The Counterfeiters
Director: Stefan Ruzowitzky (Anatomie 1/2, All the Queen's Men)
Novel: Adolf Burger
Screenplay: Stefan Ruzowitzky
Producers: Josef Aichholzer, Nina Bohlmann, Babette Schröder
Starring: Karl Markovics, August Diehl, Devid Striesow, Martin Brambach, August Zirner
MPAA Rating: R
Running time: 99 min
read my spoiler disclaimer



reviewed by Andrew James
      Winner of the Academy Award for best foreign language film, The Counterfeiters had a lot to live up to in my mind. Especially having just seen the exquisite Cannes winner from Romania, 4 Months, 3 Weeks, 2 Days, which was not nominated for anything; but should have, as it is one of the three best films of 2007. Happily, The Counterfeiters doesn't disappoint and is a stellar film; even if it does suffer from a bit of the "holocaust movies always win awards" syndrome.

      What amazes me most about a film like this is the sheer number of fascinating stories to come out of the depression that was World War II. You'd think that one could only make so many films about the event and eventually all the stories would start to bleed together. Fortunately this is not the case. It seems that every time I turn around, there's another compelling story from the front lines or a story that's never been told before focussing on some small part of the "underground resistances". These are the stories that need to be told and from which I always gather a new bit of knowledge or fascination.

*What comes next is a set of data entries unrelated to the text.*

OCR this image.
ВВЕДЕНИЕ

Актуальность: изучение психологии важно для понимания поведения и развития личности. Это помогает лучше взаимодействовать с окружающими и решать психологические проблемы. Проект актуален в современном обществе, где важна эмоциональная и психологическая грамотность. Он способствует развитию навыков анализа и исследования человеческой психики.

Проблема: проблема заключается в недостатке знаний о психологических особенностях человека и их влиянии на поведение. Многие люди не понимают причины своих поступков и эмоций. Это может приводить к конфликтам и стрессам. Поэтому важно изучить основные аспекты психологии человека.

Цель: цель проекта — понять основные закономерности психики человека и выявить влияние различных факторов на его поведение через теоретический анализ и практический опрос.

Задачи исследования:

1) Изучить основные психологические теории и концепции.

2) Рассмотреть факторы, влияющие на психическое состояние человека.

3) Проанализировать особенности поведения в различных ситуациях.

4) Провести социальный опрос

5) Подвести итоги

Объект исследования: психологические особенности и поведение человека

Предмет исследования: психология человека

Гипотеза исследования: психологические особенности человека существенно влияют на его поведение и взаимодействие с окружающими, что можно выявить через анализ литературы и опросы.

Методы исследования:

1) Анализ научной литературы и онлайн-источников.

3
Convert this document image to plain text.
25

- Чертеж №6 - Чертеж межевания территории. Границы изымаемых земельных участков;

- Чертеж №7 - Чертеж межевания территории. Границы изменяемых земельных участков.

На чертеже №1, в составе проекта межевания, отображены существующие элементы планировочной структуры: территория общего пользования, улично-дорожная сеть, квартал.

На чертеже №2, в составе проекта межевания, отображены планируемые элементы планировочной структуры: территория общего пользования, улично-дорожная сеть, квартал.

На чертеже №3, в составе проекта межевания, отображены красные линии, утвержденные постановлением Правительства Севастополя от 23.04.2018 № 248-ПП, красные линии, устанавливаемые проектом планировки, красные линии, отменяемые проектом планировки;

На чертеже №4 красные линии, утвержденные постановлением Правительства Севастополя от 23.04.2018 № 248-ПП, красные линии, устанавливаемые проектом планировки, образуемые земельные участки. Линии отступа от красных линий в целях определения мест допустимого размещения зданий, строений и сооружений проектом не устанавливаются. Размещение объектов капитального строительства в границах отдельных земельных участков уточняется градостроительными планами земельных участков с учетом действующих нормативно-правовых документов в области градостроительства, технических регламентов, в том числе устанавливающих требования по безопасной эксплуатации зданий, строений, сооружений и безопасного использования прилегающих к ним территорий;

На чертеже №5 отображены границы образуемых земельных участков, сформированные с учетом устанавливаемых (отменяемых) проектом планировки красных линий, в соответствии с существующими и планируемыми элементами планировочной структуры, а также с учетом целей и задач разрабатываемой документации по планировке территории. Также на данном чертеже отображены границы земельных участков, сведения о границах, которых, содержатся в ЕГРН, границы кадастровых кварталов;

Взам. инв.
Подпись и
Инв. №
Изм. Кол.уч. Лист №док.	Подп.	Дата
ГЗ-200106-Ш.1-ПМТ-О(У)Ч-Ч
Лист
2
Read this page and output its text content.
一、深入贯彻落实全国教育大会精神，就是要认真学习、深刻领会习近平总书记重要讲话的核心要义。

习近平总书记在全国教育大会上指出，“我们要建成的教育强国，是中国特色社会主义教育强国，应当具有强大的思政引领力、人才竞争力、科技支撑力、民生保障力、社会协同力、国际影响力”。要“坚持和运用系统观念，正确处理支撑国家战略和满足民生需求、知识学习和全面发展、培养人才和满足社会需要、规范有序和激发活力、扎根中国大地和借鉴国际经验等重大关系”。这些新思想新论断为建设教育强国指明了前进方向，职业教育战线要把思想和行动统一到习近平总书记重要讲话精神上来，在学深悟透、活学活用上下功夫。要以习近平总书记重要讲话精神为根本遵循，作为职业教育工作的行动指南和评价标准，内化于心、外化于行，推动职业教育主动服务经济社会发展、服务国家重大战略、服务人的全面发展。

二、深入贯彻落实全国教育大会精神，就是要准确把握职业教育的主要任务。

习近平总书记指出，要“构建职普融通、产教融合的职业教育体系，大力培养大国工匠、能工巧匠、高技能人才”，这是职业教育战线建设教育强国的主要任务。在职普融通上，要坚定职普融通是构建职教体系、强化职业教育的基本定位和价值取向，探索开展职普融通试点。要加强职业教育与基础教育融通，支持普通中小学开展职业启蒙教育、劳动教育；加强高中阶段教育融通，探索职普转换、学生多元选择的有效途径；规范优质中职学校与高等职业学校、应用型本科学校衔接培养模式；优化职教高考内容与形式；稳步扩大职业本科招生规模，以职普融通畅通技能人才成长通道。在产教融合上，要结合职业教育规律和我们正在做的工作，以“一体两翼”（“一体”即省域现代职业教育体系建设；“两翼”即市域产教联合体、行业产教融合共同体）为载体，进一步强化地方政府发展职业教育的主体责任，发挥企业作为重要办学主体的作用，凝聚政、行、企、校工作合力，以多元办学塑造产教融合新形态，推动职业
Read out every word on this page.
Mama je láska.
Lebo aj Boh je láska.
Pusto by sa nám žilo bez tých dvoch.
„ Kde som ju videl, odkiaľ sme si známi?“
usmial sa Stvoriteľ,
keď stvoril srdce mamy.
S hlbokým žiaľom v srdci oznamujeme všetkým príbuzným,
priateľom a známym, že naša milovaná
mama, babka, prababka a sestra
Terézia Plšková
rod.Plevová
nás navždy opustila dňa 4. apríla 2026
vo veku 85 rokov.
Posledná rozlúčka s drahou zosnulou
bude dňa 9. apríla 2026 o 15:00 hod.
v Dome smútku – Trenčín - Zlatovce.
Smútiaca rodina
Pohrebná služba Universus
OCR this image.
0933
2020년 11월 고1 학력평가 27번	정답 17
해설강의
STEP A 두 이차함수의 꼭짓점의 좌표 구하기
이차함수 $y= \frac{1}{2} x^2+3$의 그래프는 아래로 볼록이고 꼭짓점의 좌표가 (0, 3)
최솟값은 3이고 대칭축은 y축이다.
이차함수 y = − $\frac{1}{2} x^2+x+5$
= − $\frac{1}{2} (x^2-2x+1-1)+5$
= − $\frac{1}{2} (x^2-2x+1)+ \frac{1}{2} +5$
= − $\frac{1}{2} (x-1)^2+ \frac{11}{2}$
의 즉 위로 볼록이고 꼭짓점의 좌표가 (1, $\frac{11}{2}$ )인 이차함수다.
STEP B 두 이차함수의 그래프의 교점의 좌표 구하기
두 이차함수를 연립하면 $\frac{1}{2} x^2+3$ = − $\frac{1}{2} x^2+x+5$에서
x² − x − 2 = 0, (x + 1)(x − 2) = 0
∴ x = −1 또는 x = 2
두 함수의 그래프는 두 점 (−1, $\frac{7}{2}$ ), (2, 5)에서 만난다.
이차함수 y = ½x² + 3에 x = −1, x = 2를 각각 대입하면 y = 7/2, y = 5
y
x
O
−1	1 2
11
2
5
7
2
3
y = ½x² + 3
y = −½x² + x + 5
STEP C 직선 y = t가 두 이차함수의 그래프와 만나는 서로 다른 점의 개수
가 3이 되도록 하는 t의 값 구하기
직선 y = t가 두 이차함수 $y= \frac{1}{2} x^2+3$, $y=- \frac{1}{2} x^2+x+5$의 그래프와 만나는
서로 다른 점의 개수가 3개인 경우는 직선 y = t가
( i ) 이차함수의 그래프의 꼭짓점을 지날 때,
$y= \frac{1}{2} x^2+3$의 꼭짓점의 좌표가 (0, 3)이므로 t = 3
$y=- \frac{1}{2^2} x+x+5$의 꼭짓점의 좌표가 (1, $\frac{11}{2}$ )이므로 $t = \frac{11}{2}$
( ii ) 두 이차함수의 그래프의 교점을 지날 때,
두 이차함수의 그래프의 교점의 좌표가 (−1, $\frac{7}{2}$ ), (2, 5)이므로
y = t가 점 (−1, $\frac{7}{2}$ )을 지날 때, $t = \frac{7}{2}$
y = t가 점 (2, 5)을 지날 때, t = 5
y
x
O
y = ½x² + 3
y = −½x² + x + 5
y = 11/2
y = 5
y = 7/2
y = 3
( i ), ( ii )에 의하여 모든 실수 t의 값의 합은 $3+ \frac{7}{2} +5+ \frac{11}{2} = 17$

      The Counterfeiters focusses on one such smaller story that I hadn't heard before. We start the film with a man named Salomon who is being arrested by the Nazis for attempting to counterfeit currency. He's sent to a concentration camp and must endure the horrors that we all know come with such a place until one day when his artisitc talent is discovered by one of the top lieutenants. He enjoys a relatively tolerable existance as he is now given plenty of food with no hard labor in exchange for his services as an artist; painting Nazi war propaganda and family portraits of the enemy. After five years, he's sent away to another concentration camp along with a few other men. It seems he's been hand picked by his captors to help aid the Nazis in counterfeiting British pounds in an attempt to cripple Britain's economy. He, along with several other men, are given "luxury" barracks and decent treatment (comparatively) in exchange for his services.

      Salomon believes in doing anything to survive long enough to see the end of the war and life on the outside of a concentration camp. This is the way, he believes, that the Nazis will be defeated. Others within his crew don't feel the same way. Some believe that by printing fake money, they're helping the Nazis win the war and will have no part of it. Stalling and other tactics begin to come into play. But the problem is that if the gang doesn't deliver on the dollars, other good men in the group will be shot in the head. As leader of the group and expert counterfeiter, Salomon must then decide whether to give up his stalling comrades or continue to stall in hopes that his Nazi captors are just bluffing.

      While this may seem to be just another disturbing holocaust movie at first glance, it actually delves much deeper into the human spirit and the courage of holding to one's political, social and moral convictions - no matter what the cost. You'll see this particular dilemma really hit home by the end of the film and it gives its audience a lot to ponder. Also, this moral and ethical dilemma is really what seperates this film from others of the genre but still uses the disturbing imagery and events of the holocaust to help drives its point home even harder.

      Being a German film, I didn't recognize any of the actors from anything else, but they all play their parts terrifically. The lead who plays Salomon, though looking physically inept, plays the role with strength and a tinge of badass. His character has seen the harsh realities of criminal life and knows how to handle himself and others - including the Nazi guards. It's a role that commands attention, even if his bodily frame-work appears frail and skeletal.

      While I still believe the Academy got it wrong again, I don't have a lot to complain about with The Counterfeiters. It's a magnificent film that takes it cues from previous holocaust stories such as The Pianist or Schindler's List and brings us a whole new and interesting tale from the world's greatest conflict. Most certainly a must-see picture.